04:48Hükümetin yani devleti yöneten iktidarın kadınlara bakış açısını biliyoruz biz. Çocuğa bakış açısını da biliyoruz, sokak hayvanlarına bakış açısını da biliyoruz. Dolayısıyla bu bakış açısı doğrultusunda bir politika uyguluyorlar. Yani kadına erkeğin soyadını almadan kendi soyadını alamazsın dayatması anayasanın kararına rağmen anayasayı yok sayıyorlar.
05:14Biliyorsunuz bir anayasa kararı var. Buna rağmen ısrarla bunu yargı paketlerine getirmesi, kadını birey olarak görmekten uzaklaştırması, şiddeti teşvik ediyorum manasına geliyor. Kadın bir birey değildir, evinde durmalıdır, çocuk bakmalıdır, çalışmamalıdır, yediğine, içtiğine, giydiğine dikkat etmelidir politikası vardır bunların.
05:33Bakış açıları da budur. Oysa yasal düzenlemeler mevcut. Altı bin iki yüz seksen dört sayılı ailenin korunması ve kadına karşı şiddetin önlenmesi kanunu yasal olarak son derece yeterli bir kanundur. Ancak uygulayıcılarda problem var.
05:50Hukuki yetersizlikler var. Caydırıcı cezaların olmadığı, politikaların uygulandığı bir durum söz konusu iktidarın. Yani çıkıp da demiyorlar ki iki tane komisyon kuruldu mecliste. Çocuk istismarını ve kadına karşı şiddeti önlemek adına. Bir buçuk ay oldu daha adım atmadılar. O bir buçuk ay içinde on beş kadın cinayeti işlendi.

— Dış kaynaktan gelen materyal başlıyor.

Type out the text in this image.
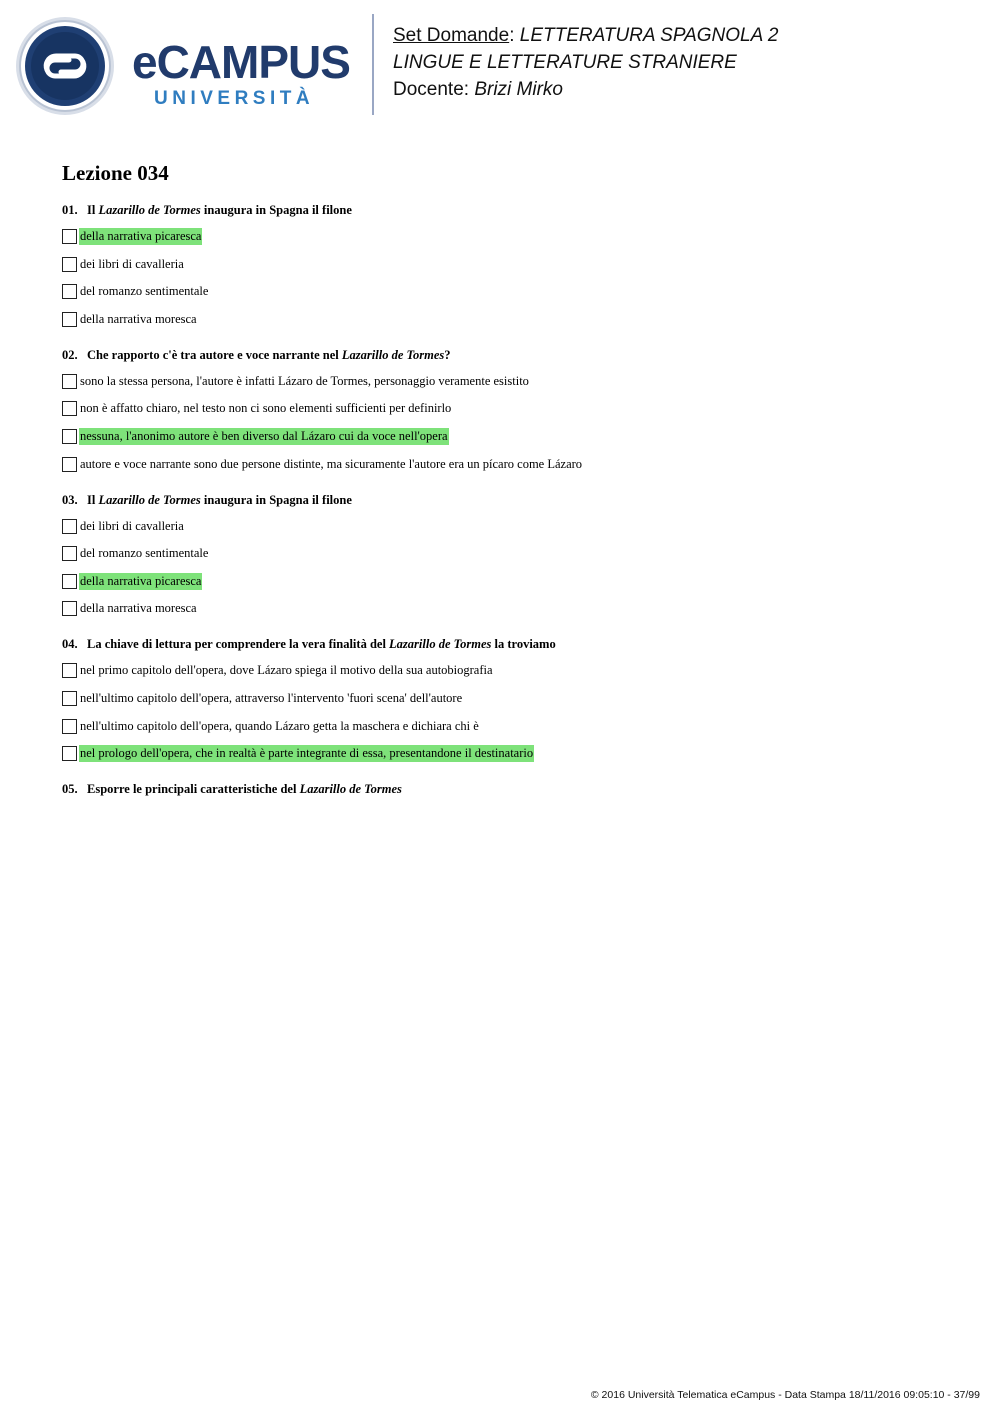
eCAMPUS
UNIVERSITÀ
Set Domande: LETTERATURA SPAGNOLA 2
LINGUE E LETTERATURE STRANIERE
Docente: Brizi Mirko
Lezione 034
01. Il Lazarillo de Tormes inaugura in Spagna il filone
della narrativa picaresca
dei libri di cavalleria
del romanzo sentimentale
della narrativa moresca
02. Che rapporto c'è tra autore e voce narrante nel Lazarillo de Tormes?
sono la stessa persona, l'autore è infatti Lázaro de Tormes, personaggio veramente esistito
non è affatto chiaro, nel testo non ci sono elementi sufficienti per definirlo
nessuna, l'anonimo autore è ben diverso dal Lázaro cui da voce nell'opera
autore e voce narrante sono due persone distinte, ma sicuramente l'autore era un pícaro come Lázaro
03. Il Lazarillo de Tormes inaugura in Spagna il filone
dei libri di cavalleria
del romanzo sentimentale
della narrativa picaresca
della narrativa moresca
04. La chiave di lettura per comprendere la vera finalità del Lazarillo de Tormes la troviamo
nel primo capitolo dell'opera, dove Lázaro spiega il motivo della sua autobiografia
nell'ultimo capitolo dell'opera, attraverso l'intervento 'fuori scena' dell'autore
nell'ultimo capitolo dell'opera, quando Lázaro getta la maschera e dichiara chi è
nel prologo dell'opera, che in realtà è parte integrante di essa, presentandone il destinatario
05. Esporre le principali caratteristiche del Lazarillo de Tormes
© 2016 Università Telematica eCampus - Data Stampa 18/11/2016 09:05:10 - 37/99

06:14Tekirdağ'da on beş gün önce yaklaşık dokuz aylık bir çocuğa cinsel istismar uygulandı. Devletin çocukları ana baba da dahil her türlü şiddetten ve kötülükten koruma görevi vardır.

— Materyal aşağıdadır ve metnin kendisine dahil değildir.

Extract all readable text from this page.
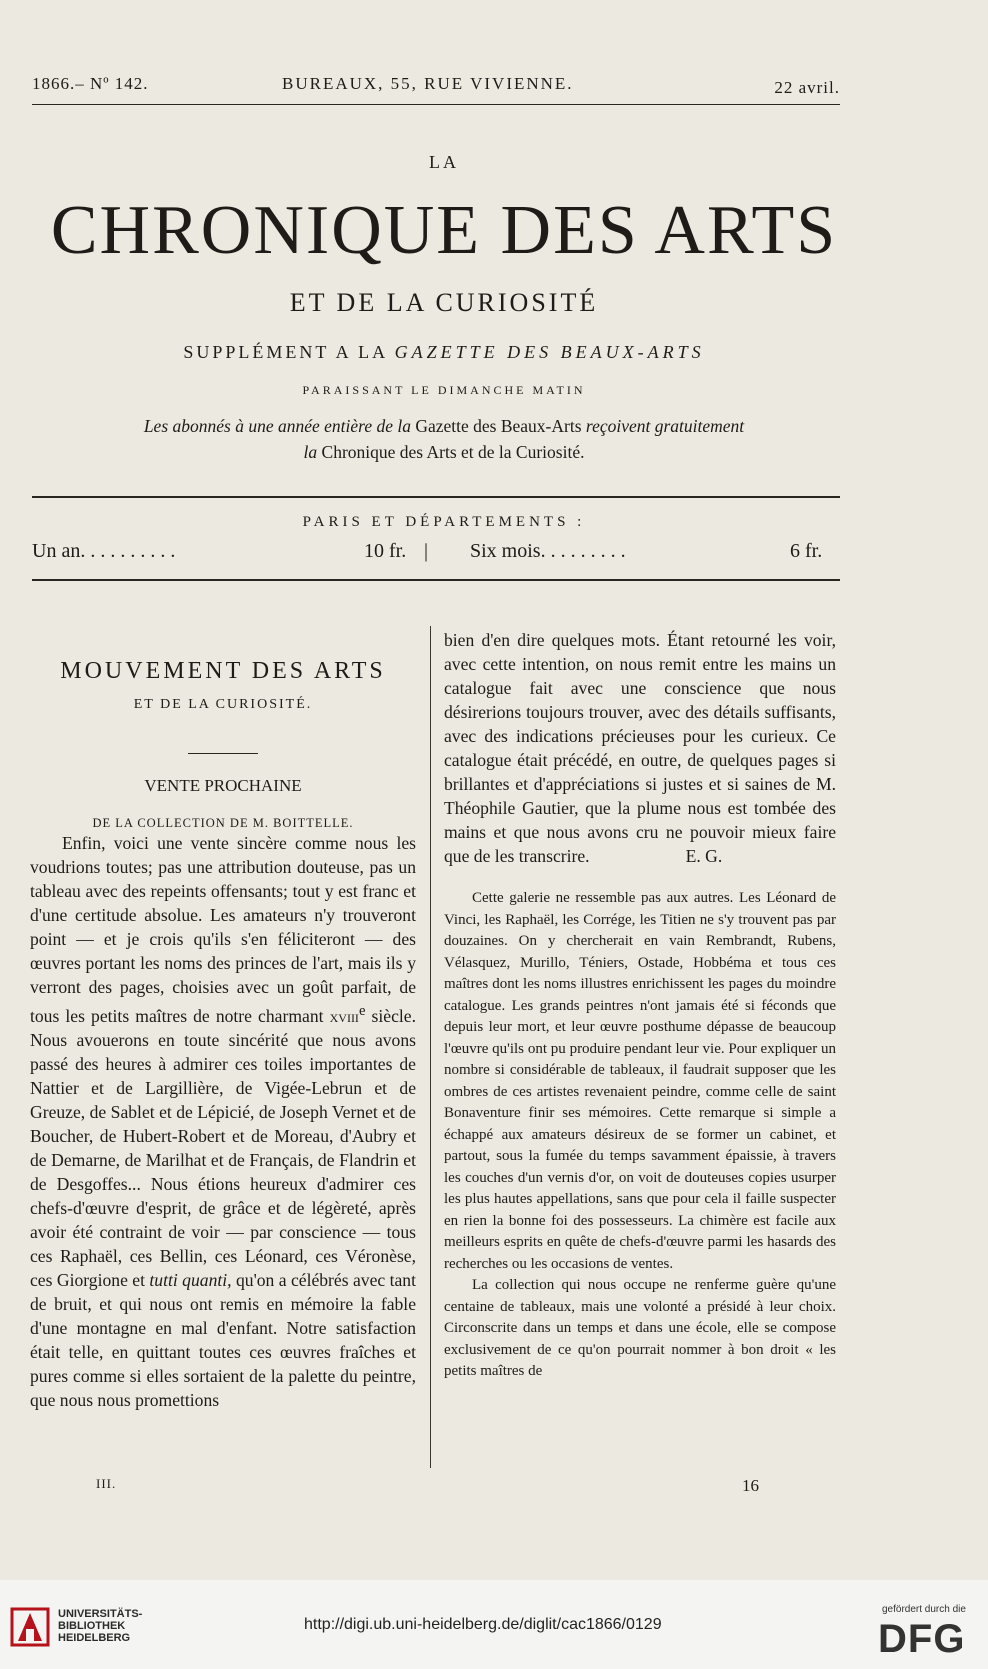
1866.– Nº 142.	BUREAUX, 55, RUE VIVIENNE.	22 avril.
LA
CHRONIQUE DES ARTS
ET DE LA CURIOSITÉ
SUPPLÉMENT A LA GAZETTE DES BEAUX-ARTS
PARAISSANT LE DIMANCHE MATIN
Les abonnés à une année entière de la Gazette des Beaux-Arts reçoivent gratuitement
la Chronique des Arts et de la Curiosité.
PARIS ET DÉPARTEMENTS :
Un an. . . . . . . . . .	10 fr. | Six mois. . . . . . . . .	6 fr.
MOUVEMENT DES ARTS
ET DE LA CURIOSITÉ.
VENTE PROCHAINE
DE LA COLLECTION DE M. BOITTELLE.

Enfin, voici une vente sincère comme nous les voudrions toutes; pas une attribution douteuse, pas un tableau avec des repeints offensants; tout y est franc et d'une certitude absolue. Les amateurs n'y trouveront point — et je crois qu'ils s'en féliciteront — des œuvres portant les noms des princes de l'art, mais ils y verront des pages, choisies avec un goût parfait, de tous les petits maîtres de notre charmant xviii$^e$ siècle. Nous avouerons en toute sincérité que nous avons passé des heures à admirer ces toiles importantes de Nattier et de Largillière, de Vigée-Lebrun et de Greuze, de Sablet et de Lépicié, de Joseph Vernet et de Boucher, de Hubert-Robert et de Moreau, d'Aubry et de Demarne, de Marilhat et de Français, de Flandrin et de Desgoffes... Nous étions heureux d'admirer ces chefs-d'œuvre d'esprit, de grâce et de légèreté, après avoir été contraint de voir — par conscience — tous ces Raphaël, ces Bellin, ces Léonard, ces Véronèse, ces Giorgione et tutti quanti, qu'on a célébrés avec tant de bruit, et qui nous ont remis en mémoire la fable d'une montagne en mal d'enfant. Notre satisfaction était telle, en quittant toutes ces œuvres fraîches et pures comme si elles sortaient de la palette du peintre, que nous nous promettions

bien d'en dire quelques mots. Étant retourné les voir, avec cette intention, on nous remit entre les mains un catalogue fait avec une conscience que nous désirerions toujours trouver, avec des détails suffisants, avec des indications précieuses pour les curieux. Ce catalogue était précédé, en outre, de quelques pages si brillantes et d'appréciations si justes et si saines de M. Théophile Gautier, que la plume nous est tombée des mains et que nous avons cru ne pouvoir mieux faire que de les transcrire.	E. G.

Cette galerie ne ressemble pas aux autres. Les Léonard de Vinci, les Raphaël, les Corrége, les Titien ne s'y trouvent pas par douzaines. On y chercherait en vain Rembrandt, Rubens, Vélasquez, Murillo, Téniers, Ostade, Hobbéma et tous ces maîtres dont les noms illustres enrichissent les pages du moindre catalogue. Les grands peintres n'ont jamais été si féconds que depuis leur mort, et leur œuvre posthume dépasse de beaucoup l'œuvre qu'ils ont pu produire pendant leur vie. Pour expliquer un nombre si considérable de tableaux, il faudrait supposer que les ombres de ces artistes revenaient peindre, comme celle de saint Bonaventure finir ses mémoires. Cette remarque si simple a échappé aux amateurs désireux de se former un cabinet, et partout, sous la fumée du temps savamment épaissie, à travers les couches d'un vernis d'or, on voit de douteuses copies usurper les plus hautes appellations, sans que pour cela il faille suspecter en rien la bonne foi des possesseurs. La chimère est facile aux meilleurs esprits en quête de chefs-d'œuvre parmi les hasards des recherches ou les occasions de ventes.

La collection qui nous occupe ne renferme guère qu'une centaine de tableaux, mais une volonté a présidé à leur choix. Circonscrite dans un temps et dans une école, elle se compose exclusivement de ce qu'on pourrait nommer à bon droit « les petits maîtres de

III.	16
UNIVERSITÄTS-
BIBLIOTHEK
HEIDELBERG
http://digi.ub.uni-heidelberg.de/diglit/cac1866/0129
gefördert durch die
DFG
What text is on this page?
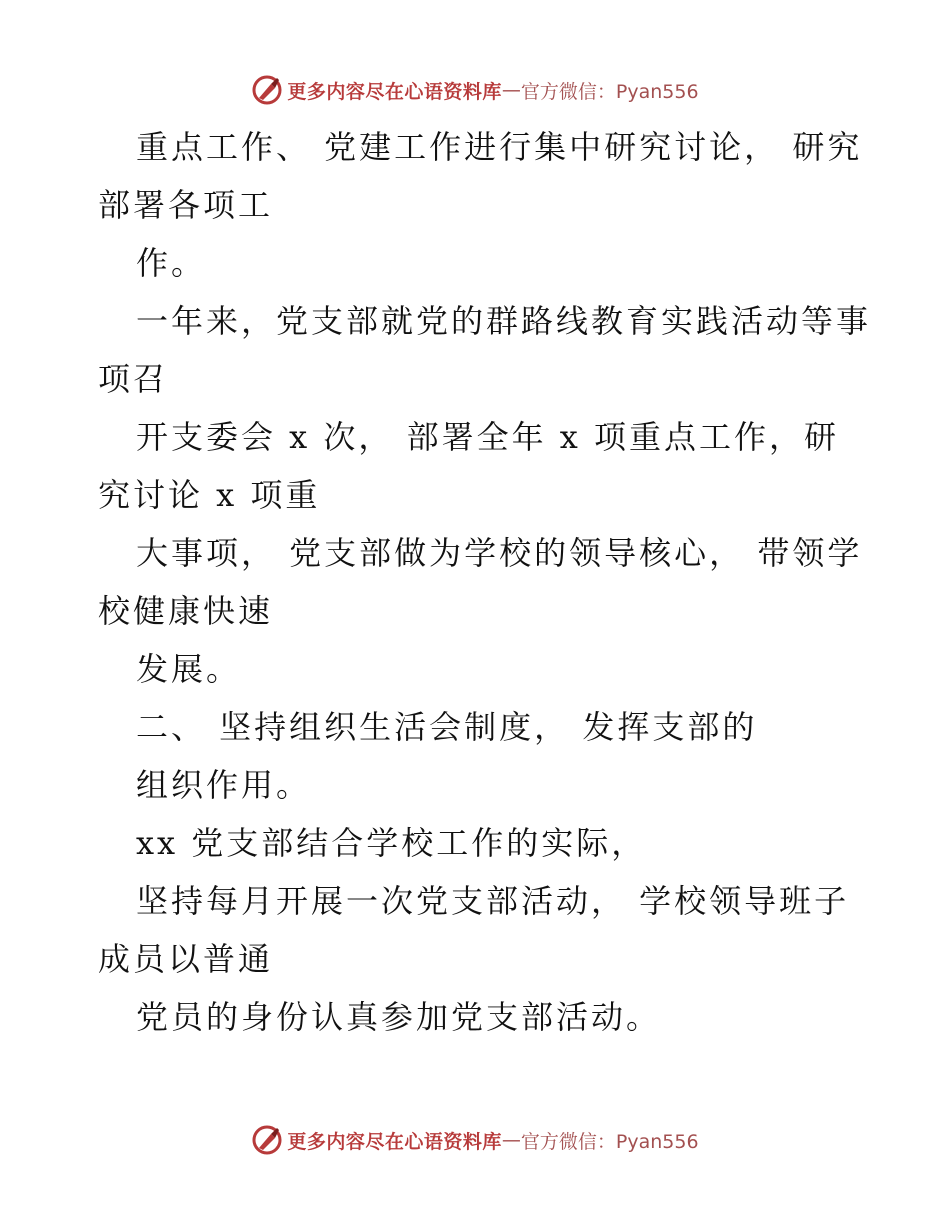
更多内容尽在心语资料库 — 官方微信：Pyan556
重点工作、 党建工作进行集中研究讨论， 研究
部署各项工
作。
一年来，党支部就党的群路线教育实践活动等事
项召
开支委会 x 次， 部署全年 x 项重点工作，研
究讨论 x 项重
大事项， 党支部做为学校的领导核心， 带领学
校健康快速
发展。
二、 坚持组织生活会制度， 发挥支部的
组织作用。
xx 党支部结合学校工作的实际，
坚持每月开展一次党支部活动， 学校领导班子
成员以普通
党员的身份认真参加党支部活动。
更多内容尽在心语资料库 — 官方微信：Pyan556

06:31AKP iktidarı maalesef ne kadınları ne çocukları ne sokak hayvanlarını ne de bireyleri toplumun bütününü koruyamıyor. Bizim hepimizin bu topraklarda korkuyla değil güvenle yaşamaya hakkımız var. Bir ağacın da var sokakta yaşayan her canlının da var. Ama onların bakış açısı bu değil.
06:53Çok ağır gündemlerle ekonomik krizleri şiddeti tetikleyen uyuşturucu tehlikesini uyuşturucu bahsettiğim bilmiyorum üç yüz kırk sekiz bin kişi müracaat etmiş. Uyuşturucuyu görmezden geliyorlar. Çocuklara musallat olmayı görmezden geliyorlar.
07:13Son on yılda iki yüz on bin çocuk cinsel istismara uğramış. TÜİK verisi bu verdiğim veri TÜİK verisi. Son üç yılda iki bin yirmi bir yirmi iki yirmi üçte seksen iki bine yakın çocuğa cinsel istismar uygulanmış tecavüz edilmiş bu ülkede. Ve bunlar yansıyanlar çocuklarına sahip çıkamayan bir toplum geleceğine sahip çıkamaz.
07:40Politikalarını bu yönde de düzeltmiyorlar. Gidip Narin'in mezarında ben de Müslümanım. Gidip Narin'in mezarında bakanların dua okuması değil. Onu daha sonra okuyacak. Önce failleri bulacak. Çocukların canına kast eden canileri engelleyecek gerekli tedbirleri alacak.
08:00Kadınları yok edenlere gerekli ağır cezai müeyyidleri uygulayacak tedbirleri alacak. Ondan sonra Narin'in mezarına gidip Narin ben gereğini yattım kızım diyebilecek dostlar alışverişte görsün. Politikaları var bunların. Ülkeyi yönetemiyorlar liyakatsizler. O yüzden böyle.
08:21Görmezden gelinebilir mi? 2024'te 1 Ocak'tan bugüne kadar 381 kadın cinayeti işlendi. 184'te şüpheli kadın cinayeti var. 566 kadın öldürülmüş Türkiye'de 11 ayda. Bunun için adım atmak gibi bir dertleri de yok.
08:40Olsaydı gündem bu olurdu. Onların gündemi farklı. Ölene kadar iktidarda kalalım. Türkiye Cumhuriyeti Devleti'ni Türksüz Atatürksüz Cumhuriyetsiz bir planlama içine alalım. Bebek katilini Umut Hakkı adı altında o caniyi İmralı'dan çıkaralım. Bir hak varsa şehitlerin gazilerin hakkı vardır. Onların ailelerinin, analarının, babalarının, eşlerinin hakkı vardır.
09:05Bir gazi geldi bana geçen gün. Hatay'da depremzede çocuk şeyin içinde yaşıyor. Konteynerin içinde. İş hakkı istiyor. O hakları versinler. O bebek katili caninin Yüce Meclis'e gelmesiyle ilgili konuşacak bir durum yok.
09:22Önce insanını yaşatacaksın. Bu toprakların Türkiye Cumhuriyeti Devleti'nin Türk vatanının sınırları Arap devletlerinde olduğu gibi cetvelle çizilmedi. Bedeli ödendi. Herkes haddini bilecek. İktidarda da kalamayacaklar. İnşallah bu ülke layık olduğu şekilde milletiyle refah içinde güzel günlere yürüyecek.
09:49Buna inanıyorum canı gönülden. Kadınların ülkeye sahip çıkması lazım. Bunu da vurgulamak istiyorum. Her kadının Atatürk'e bir borcu var bu ülkede.